When computer scientists analyze social networks, they focus mainly on individual users, the relationships or interactions that connect them, and the timing of their interactions. Shaobin Xu believes there’s a rich source of untapped data to mine for additional insights: the text that flows among users.
Xu’s research examines two types of text: online content and the citation networks built through academics acknowledging the work of others. Links between social actors in social networks are particularly revealing because they point to who is influencing whom — powerful information when it comes to viral marketing or understanding how social attitudes and policies evolve, such as the growing acceptance and subsequent legalization of same-sex marriage in the U.S. His investigations lie at the intersection of social network analysis and natural language processing — the branch of artificial intelligence that helps computers understand, interpret, and manipulate human language.
Xu and his fellow researchers look to a decidedly old-fashioned medium to understand the flow of modern information.
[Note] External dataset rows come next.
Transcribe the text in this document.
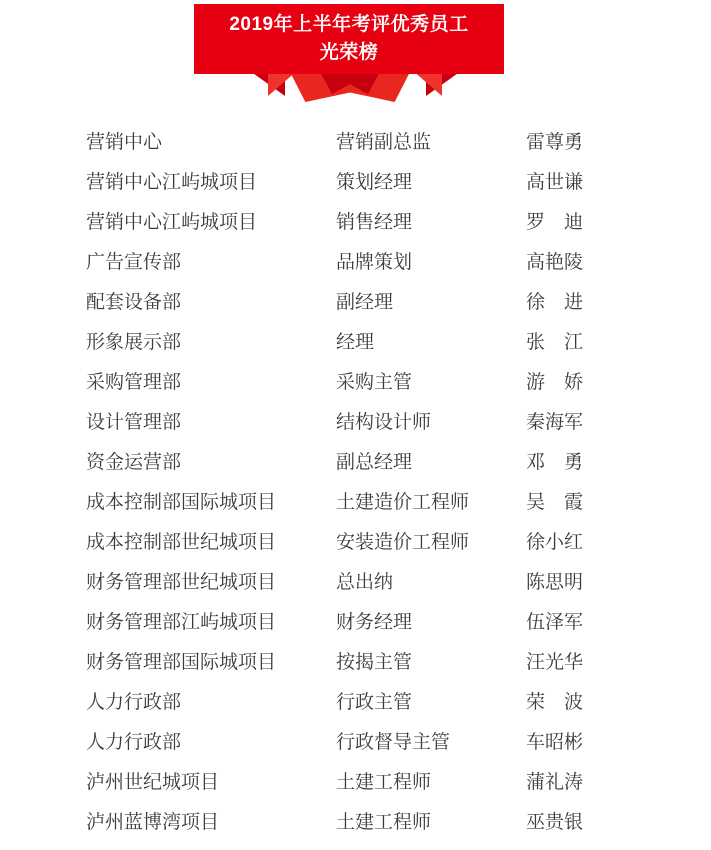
2019年上半年考评优秀员工
光荣榜
营销中心	营销副总监	雷尊勇
营销中心江屿城项目	策划经理	高世谦
营销中心江屿城项目	销售经理	罗　迪
广告宣传部	品牌策划	高艳陵
配套设备部	副经理	徐　进
形象展示部	经理	张　江
采购管理部	采购主管	游　娇
设计管理部	结构设计师	秦海军
资金运营部	副总经理	邓　勇
成本控制部国际城项目	土建造价工程师	吴　霞
成本控制部世纪城项目	安装造价工程师	徐小红
财务管理部世纪城项目	总出纳	陈思明
财务管理部江屿城项目	财务经理	伍泽军
财务管理部国际城项目	按揭主管	汪光华
人力行政部	行政主管	荣　波
人力行政部	行政督导主管	车昭彬
泸州世纪城项目	土建工程师	蒲礼涛
泸州蓝博湾项目	土建工程师	巫贵银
In the pre-intellectual property days of the 19th century, newspaper and magazine editors across the country unabashedly cribbed and printed each other’s content. Xu has been involved with the Viral Texts Project, a joint endeavor among the University’s computer scientists, English scholars and historians, and a great example of the collaborative spirit that attracted him to Northeastern.
With three internships at Google under his belt, Xu hopes to eventually conduct research there or at another large and innovative technology company.